With Research by Propertymark showing a reduction in the number of Private rental properties available on the market between 2019 and 2022and house prices on an upward curve, access to living accommodation is tighter than it has ever been. Indeed, in a survey undertaken by Knight Frank they concluded that investors will deploy over £75bn of capital into the residential sector over the next 5 years.
Government policies and commitments reflect the needs of a Net Zero future, we believe that Modular Construction has a significant role to play in delivering sustainable portfolios for the institutional investors.
Earlier in the year, research by the University of Cambridge and Edinburgh Napier University relating to two modular residential developments, highlighted a 45% reduction in embedded carbon. This was a moment of reckoning for the construction industry. Stelling Properties has also conducted independent research on the embedded carbon on a recent project, the findings demonstrated in excess of 11% reduction in embedded carbon on the project with a Pre-manufactured Value (PMV) of just under 50% of total project cost. Stelling Properties R&D is heavily focused on delivering up to 85% PMV in the next 12 months, which will not only reduce the time on site but also unlock ever greater carbon savings.

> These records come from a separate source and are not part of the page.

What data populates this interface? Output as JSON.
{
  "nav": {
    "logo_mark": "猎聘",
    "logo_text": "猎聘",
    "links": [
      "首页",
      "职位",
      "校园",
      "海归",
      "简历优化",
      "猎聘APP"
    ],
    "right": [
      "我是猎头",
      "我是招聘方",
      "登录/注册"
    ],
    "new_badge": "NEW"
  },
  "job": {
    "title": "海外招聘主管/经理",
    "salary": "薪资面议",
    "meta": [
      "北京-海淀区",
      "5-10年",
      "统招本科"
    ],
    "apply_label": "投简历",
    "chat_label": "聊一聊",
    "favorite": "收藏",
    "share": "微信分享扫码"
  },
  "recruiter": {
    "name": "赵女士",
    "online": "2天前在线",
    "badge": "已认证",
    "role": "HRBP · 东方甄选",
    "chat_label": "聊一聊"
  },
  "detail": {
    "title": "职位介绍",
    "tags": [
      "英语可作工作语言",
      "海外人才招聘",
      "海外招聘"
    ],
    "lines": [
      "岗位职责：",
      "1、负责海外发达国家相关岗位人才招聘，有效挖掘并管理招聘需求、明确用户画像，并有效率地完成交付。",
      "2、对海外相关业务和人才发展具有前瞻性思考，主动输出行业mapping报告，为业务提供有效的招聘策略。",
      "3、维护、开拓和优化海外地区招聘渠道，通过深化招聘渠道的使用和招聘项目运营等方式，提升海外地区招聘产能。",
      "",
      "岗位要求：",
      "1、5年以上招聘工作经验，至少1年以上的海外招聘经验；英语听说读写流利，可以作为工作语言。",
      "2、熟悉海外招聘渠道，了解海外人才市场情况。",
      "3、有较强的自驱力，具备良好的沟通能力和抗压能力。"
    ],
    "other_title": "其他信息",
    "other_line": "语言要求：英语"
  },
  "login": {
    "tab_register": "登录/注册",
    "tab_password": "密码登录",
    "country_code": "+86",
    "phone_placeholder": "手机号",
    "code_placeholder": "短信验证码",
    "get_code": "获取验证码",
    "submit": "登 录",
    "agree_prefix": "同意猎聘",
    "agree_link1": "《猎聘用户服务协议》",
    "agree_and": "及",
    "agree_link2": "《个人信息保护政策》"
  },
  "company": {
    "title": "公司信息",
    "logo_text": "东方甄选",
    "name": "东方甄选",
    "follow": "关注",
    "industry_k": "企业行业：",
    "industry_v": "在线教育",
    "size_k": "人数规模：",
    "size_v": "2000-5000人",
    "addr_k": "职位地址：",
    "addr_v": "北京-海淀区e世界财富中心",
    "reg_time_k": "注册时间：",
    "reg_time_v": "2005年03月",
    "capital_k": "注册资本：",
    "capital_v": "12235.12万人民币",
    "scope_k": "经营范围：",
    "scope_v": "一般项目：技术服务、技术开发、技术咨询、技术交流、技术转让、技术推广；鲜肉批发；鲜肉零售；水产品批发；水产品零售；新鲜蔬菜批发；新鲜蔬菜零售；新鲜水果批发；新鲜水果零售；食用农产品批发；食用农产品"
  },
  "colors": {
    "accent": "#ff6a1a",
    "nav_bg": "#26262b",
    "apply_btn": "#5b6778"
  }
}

There is an ever-increasing body of independent credible evidence that Modular Construction can significantly reduce the embedded carbon impact.
Embedded Carbon is only one of the carbon considerations, Modular construction with its superior build quality offers the opportunity to significantly reduce operational carbon by delivering more efficient properties. The energy used by the occupant can be reduced by as much as 20 – 25%, which in the current climate has an additional economic benefit.
A client of Stelling Properties currently operates a mixed portfolio of traditional and modular constructed properties, on a like for like basis the modular constructed properties are currently using 12% less energy compared to the traditional construction properties.
Furthermore, end of life carbon for a modular development is substantially reduced as modules and its materials can be demounted, recycled or repurposed. Overall the full life cycle footprint demonstrates clear ESG benefits to adopt modern methods of construction (MMC).
Both the Task Force on Climate-Related Financial Disclosure (TCFD) and the Corporate Sustainability Reporting Directive (CSRD) deliver increased requirements for Financial Disclosure Agreements to include carbon intensity and climate risk. The opportunity that MMC offers to institutional investors is a proven innovative housebuilding approach that will deliver low carbon, low operational cost, sustainable homes. Volumetric modular, with the highest pre-manufactured value of construction, allows investors to deliver high quality low carbon homes and ensures that their asset portfolios can indeed deliver their long term “green” objectives.